But Susan, propped straight up by now against pillows, wantoned in this finery. She would stroke the pink silk of the kimono with her thin, sensitive fingers, sigh deeply, happily, then close her eyes.

There was nothing much wrong with her. The green-and-purple bruise on her cheek—a somber note which would not harmonize with the frivolity of the boudoir cap—was no longer painful. But, as Doctor Stevens put it, "The little monkey's all in." She was tired, tired out to the last tiny filament of her tiniest nerve. . . .

During those first days with me she asked no awkward questions; and few of any kind. Indeed, she rarely spoke at all, except with her always-speaking black eyes. For the time being the restless-terrier-look had gone from them; they were quiet and deep, and said "Thank you," to Doctor Stevens, to Mrs. Parrot, to me, with a hundred modulating shades of expression. In spite of a clear-white, finely drawn face, against which the purple bruise stood out in shocking relief; in spite of entirely straight but gossamery black hair; in spite of a rather short nose and a rather wide mouth—there was a fascination about the child which no one, not even the hostile Mrs. Parrot, wholly escaped.

"That poor, peeny little creature," admitted Mrs. Parrot, on the very morning she left me, "has a way of looking at you—so you can't talk to her like you'd ought to. It's somebody's duty to speak to her in a Christian spirit. She never says her prayers. Nor mentions her father. And don't seem to care what's happened to him, or why she's here, or what's to come to her. And what is to come to her," demanded Mrs. Parrot, "if she stays on in this house, without a God-fearing woman, and one you can't fool most days? Not that I could be persuaded, having made other arrangements. And if I may say a last word, the wild talk I've heard here isn't what I've been used to. Nor to be approved of. No vulgarity. None. I don't accuse. But free with matters better left to the church; or in the dark—where they belong. All I hold is, that some things are sacred, and some unmentionable; and conversation should take cognizance of such!"

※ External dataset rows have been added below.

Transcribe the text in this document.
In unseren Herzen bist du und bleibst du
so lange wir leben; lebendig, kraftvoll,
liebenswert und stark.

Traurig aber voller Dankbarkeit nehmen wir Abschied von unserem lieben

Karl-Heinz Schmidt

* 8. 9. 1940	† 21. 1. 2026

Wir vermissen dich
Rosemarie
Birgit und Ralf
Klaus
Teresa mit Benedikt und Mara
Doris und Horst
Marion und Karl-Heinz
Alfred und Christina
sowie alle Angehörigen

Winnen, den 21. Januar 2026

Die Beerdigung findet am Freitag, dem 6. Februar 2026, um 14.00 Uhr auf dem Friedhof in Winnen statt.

I had never known her so moved or so eloquent. I strove to reassure her.

"You are quite right, Mrs. Parrot. I apologize for any painful moments my friends and I have given you. But don't worry too much about Susan. So far as Susan's concerned, I promise to 'take cognizance' in every possible direction."

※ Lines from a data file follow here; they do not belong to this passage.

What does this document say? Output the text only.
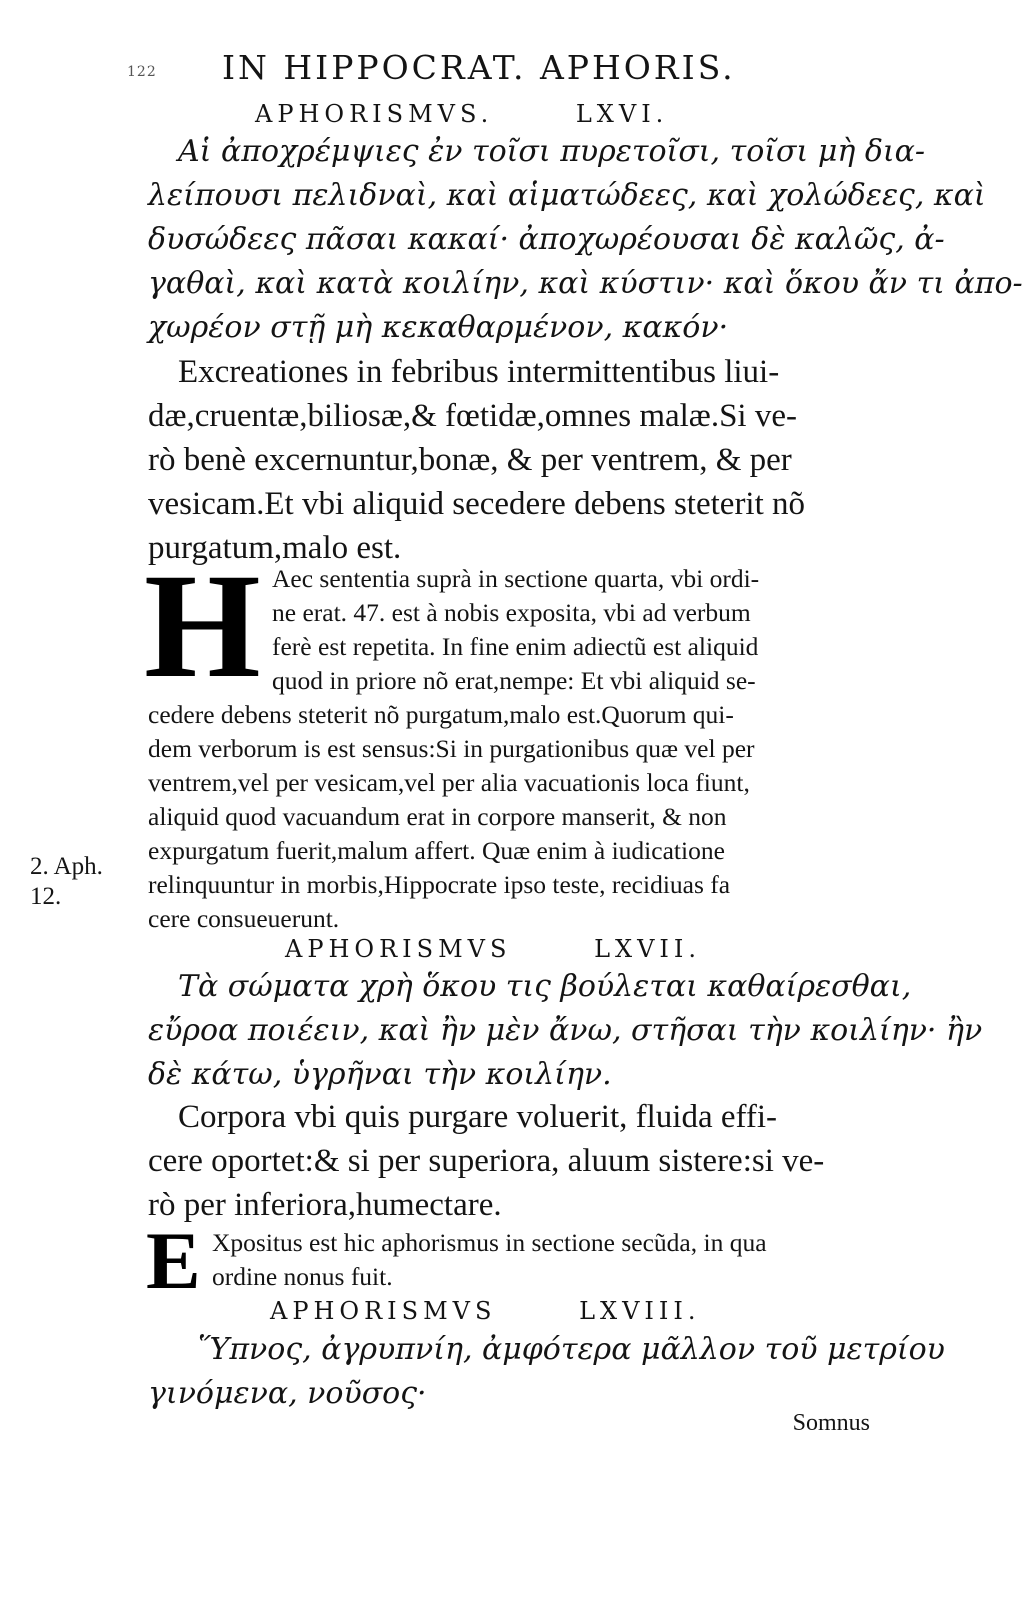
122 IN HIPPOCRAT. APHORIS.
APHORISMVS.	LXVI.
Αἱ ἀποχρέμψιες ἐν τοῖσι πυρετοῖσι, τοῖσι μὴ δια-
λείπουσι πελιδναὶ, καὶ αἱματώδεες, καὶ χολώδεες, καὶ
δυσώδεες πᾶσαι κακαί· ἀποχωρέουσαι δὲ καλῶς, ἀ-
γαθαὶ, καὶ κατὰ κοιλίην, καὶ κύστιν· καὶ ὅκου ἄν τι ἀπο-
χωρέον στῇ μὴ κεκαθαρμένον, κακόν·
Excreationes in febribus intermittentibus liui-
dæ,cruentæ,biliosæ,& fœtidæ,omnes malæ.Si ve-
rò benè excernuntur,bonæ, & per ventrem, & per
vesicam.Et vbi aliquid secedere debens steterit nõ
purgatum,malo est.
H Aec sententia suprà in sectione quarta, vbi ordi-
ne erat. 47. est à nobis exposita, vbi ad verbum
ferè est repetita. In fine enim adiectũ est aliquid
quod in priore nõ erat,nempe: Et vbi aliquid se-
cedere debens steterit nõ purgatum,malo est.Quorum qui-
dem verborum is est sensus:Si in purgationibus quæ vel per
ventrem,vel per vesicam,vel per alia vacuationis loca fiunt,
aliquid quod vacuandum erat in corpore manserit, & non
expurgatum fuerit,malum affert. Quæ enim à iudicatione
relinquuntur in morbis,Hippocrate ipso teste, recidiuas fa
cere consueuerunt.
2. Aph.
12.
APHORISMVS	LXVII.
Τὰ σώματα χρὴ ὅκου τις βούλεται καθαίρεσθαι,
εὔροα ποιέειν, καὶ ἢν μὲν ἄνω, στῆσαι τὴν κοιλίην· ἢν
δὲ κάτω, ὑγρῆναι τὴν κοιλίην.
Corpora vbi quis purgare voluerit, fluida effi-
cere oportet:& si per superiora, aluum sistere:si ve-
rò per inferiora,humectare.
E Xpositus est hic aphorismus in sectione secũda, in qua
ordine nonus fuit.
APHORISMVS	LXVIII.
Ὕπνος, ἀγρυπνίη, ἀμφότερα μᾶλλον τοῦ μετρίου
γινόμενα, νοῦσος·
Somnus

It was clear to me that I should have to expend a good deal of care upon engaging another housekeeper at once. And, of course, a governess—for lessons and things. And a maid? Yes; Susan would need a maid, if only to do her mending. Obviously, neither the housekeeper, the governess, nor I could be expected to take cognizance of that.

II

But I anticipate. Two weeks before Mrs. Parrot's peroration, on the very evening of the day Maltby Phar had left me, Susan and I had had our first good talk together. My memorable shopping tour had not yet come off, and Susan, having pecked birdlike at a very light supper, was resting—semi-recumbent—in bed, clothed in a suit of canary-yellow pajamas, two sizes too big for her, which I was rather shaken to discover belonged to Nora, my quiet little Irish parlor maid. I had not supposed that Nora indulged in night gear filched from musical comedy. However, Nora had meant to be kind in a good cause; though canary yellow is emphatically a color for the flushed and buxom and should never be selected for peeny, anemic little girls. It did make Susan look middling ghastly, as if quarantined from all access to Hygeia, the goddess! Perhaps that is why, when I perched beside her on the edge of Gertrude's colonial four-poster, I felt an unaccustomed prickling sensation back of my eyes.

"How goes it, canary bird?" I asked, taking the thin, blue-threaded hand that lay nearest to me.